Born in 1962 in England, Carl Fudge was educated both there and here, in America. For some time, he has been based in New York, where he has taught, as well as showing at more than a few well-established American venues, including the Whitney Museum, the Brooklyn Museum, and the New Museum. His current works take the monochromatic artwork and push it slightly into the direction of technology, if only a little. And his prints, which look like they were formed as well from high technology, present a (mostly) black-and-white orientation—pixels that key into each other with the technical accuracy of a jigsaw puzzle. Other prints reiterate the black dominating the artwork, but they have small additions—fragments of squares, diminutive red cubes–that enliven the single—color orientation of the overall gestalt. Now at a high point in his mid-career, Fudge shows us how lessons of the recent past can be transformed—how the monochromatic surface can be furthered and enlivened by small changes, even ones advanced first on the computer monitor.

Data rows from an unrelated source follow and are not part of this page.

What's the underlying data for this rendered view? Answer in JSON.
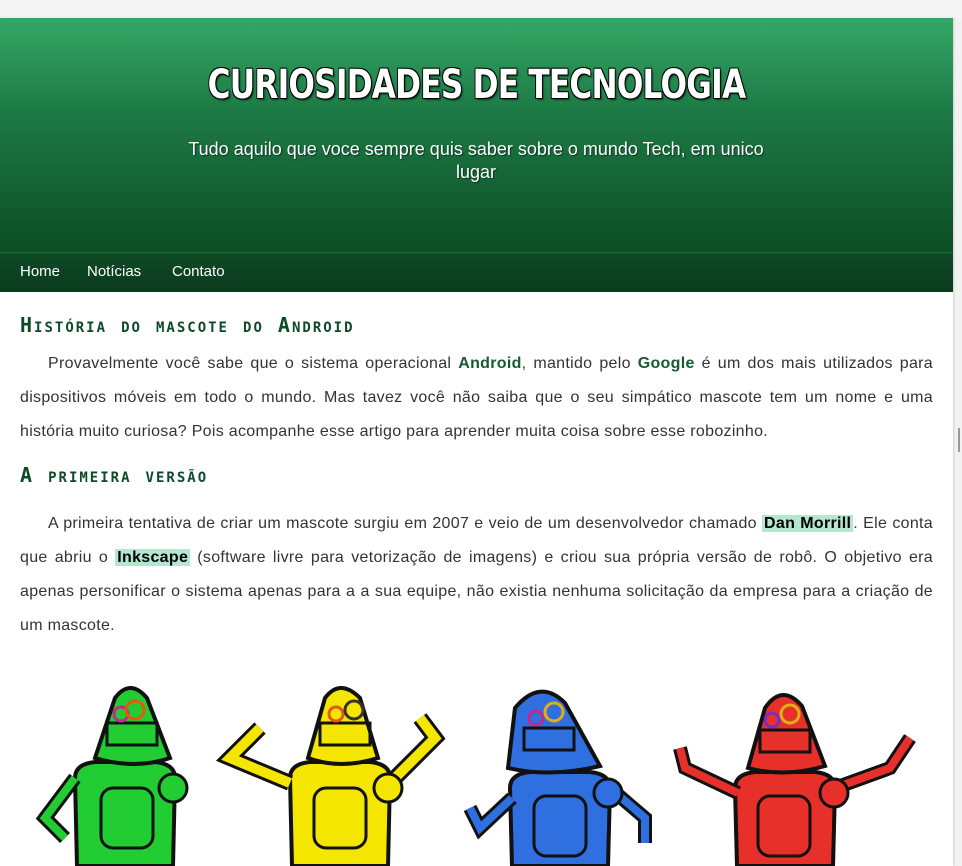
{
  "header": {
    "title": "CURIOSIDADES DE TECNOLOGIA",
    "tagline": "Tudo aquilo que voce sempre quis saber sobre o mundo Tech, em unico lugar"
  },
  "nav": {
    "items": [
      {
        "label": "Home"
      },
      {
        "label": "Notícias"
      },
      {
        "label": "Contato"
      }
    ]
  },
  "article": {
    "title": "História do mascote do Android",
    "p1": {
      "t1": "Provavelmente você sabe que o sistema operacional ",
      "b1": "Android",
      "t2": ", mantido pelo ",
      "b2": "Google",
      "t3": " é um dos mais utilizados para dispositivos móveis em todo o mundo. Mas tavez você não saiba que o seu simpático mascote tem um nome e uma história muito curiosa? Pois acompanhe esse artigo para aprender muita coisa sobre esse robozinho."
    },
    "section_title": "A primeira versão",
    "p2": {
      "t1": "A primeira tentativa de criar um mascote surgiu em 2007 e veio de um desenvolvedor chamado ",
      "h1": "Dan Morrill",
      "t2": ". Ele conta que abriu o ",
      "h2": "Inkscape",
      "t3": " (software livre para vetorização de imagens) e criou sua própria versão de robô. O objetivo era apenas personificar o sistema apenas para a a sua equipe, não existia nenhuma solicitação da empresa para a criação de um mascote."
    }
  },
  "robots": [
    {
      "color": "#22cc33"
    },
    {
      "color": "#f5e600"
    },
    {
      "color": "#2f6fe0"
    },
    {
      "color": "#e8302a"
    }
  ]
}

The monochromatic pieces are not entirely so. Very slight changes in the texture of the pixels adds difference for those viewers who look closely, and there are also some very small changes in color tone. In fact, the black works are made up of different grades of sandpaper, whose surface differences are small but evident in the art. The sandpaper is cut to fit the size of the pixel, and are then affixed to the wooden surface behind it. The longish, narrowish two-panel diptych, entitled “Two Ways About It” (2018) creates a complicated counterpoint in their interaction with each other—being spaced only a couple of inches apart. The pixels in the two panels demonstrate considerable variety in the light black and dark black pixels covering each compositional plane. They require close looking, as well as a measured view, to assimilate and tell apart the subtle variations facing Fudge’s viewer. Sometimes the dimensions of the pixels are arbitrarily doubled from one work to the next, but the overall experience is the same: a crossword puzzle of black squares whose minute changes demand both a sharp eye and an equally acute intelligence to make sense of. The diptych and other works relate to minimalism and monochromatic art, movements no longer in fashion but which are practiced, even now, with more than small success by individual artists like Fudge himself. The work belongs to a rigorous formalism, brought to the fore more than a generation—or two—ago. They might be dismissed as out of touch, but that would not do justice to their achievement, as well as the ongoing presence and need for an art that addresses visual principles in original ways—however extreme they may be. This happens in the diptych, as well as in the other pieces and in Fudge’s show generally.
Fudge is also a graphic artist of unusual skill and achievement. In the woodcut titled “Signal Not Found 1” (2016-17), we can see the artist work out a complex black-and-white pattern of pixel squares—so complex, in fact, it is impossible to ascribe an overall scheme to the image. The strength—and the fault—of work like this is its obvious adherence to an outside technical system of communication, one in which the right angles of the pixels remain so and do not necessarily cohere. In Fudge’s image, though, and in the small set on view in the gallery, he manages to transform technical advances into something approaching visual bravado, even as he adheres closely to the usual pattern of alternating squares of light and dark. The power of the two-choice arrangement in the woodcut is such that it allows for a real sense of technical force—nothing is more dramatic than a black-and-white scheme. But there is something lost too; it is possible to see the work as too rational, too technologically scientific, although for this viewer such an experience did not occur. Still, the possibility remains. In the color screen-print, whose name is “Display No. 8” (2018), the addition of red to the pixels gives the image a complexity that evades the black-and-white works; its overall pattern feels entirely random, rigorously arranged without making particular sense. This opposition, a structural butting of the heads, makes it a memorable image. Like the black-and-white woodcuts, it mesmerizes to the point of disorienting the viewer, whose view has no overall shortcut to make sense of it.
The last work to be mentioned, a unique screen-print from 2018 called “Display No. 9”, is a smallish black work punctuated by small red, green, and white horizontal lines—hyphens, really—and a very few small red and green squares. These tiny embellishments have the effect of enlivening the single-color background, while at the same time reinforcing the generally rational sense of the grid that structures much, if not most, of Fudge’s work. The piece plays off minimalist concerns in ways that both look back to and ahead of the movement, which finds itself on its last legs at this point in time. But even though the impulse of minimal art is mostly moribund, it is true that artists like Fudge keep it alive in light of their inspired use of detail and technological advance. We are living in a time of extreme pluralism visually, and there is a general rejection of work that harkens back to an earlier period. But that does not mean that precedents cannot be made new in the hands of inspired craftsmen. One senses in general that Fudge is a meticulous artist, someone whose sense of precision acts as an aid to his larger view. The ways and means available to artists today have leaped in numbers beyond count, giving us a likeness of the technical range before us in fine art. At the same time, Fudge is a strong enough maker of images to move ahead to a place where these earlier influences are subsumed in light of new points of view, which bring us from the past into the present and the future. One can only hope that the subtle intricacies Fudge brings to the table do not go unnoticed—he is a highly able practitioner of his craft, something often lost today to rhetoric and intellectual positioning.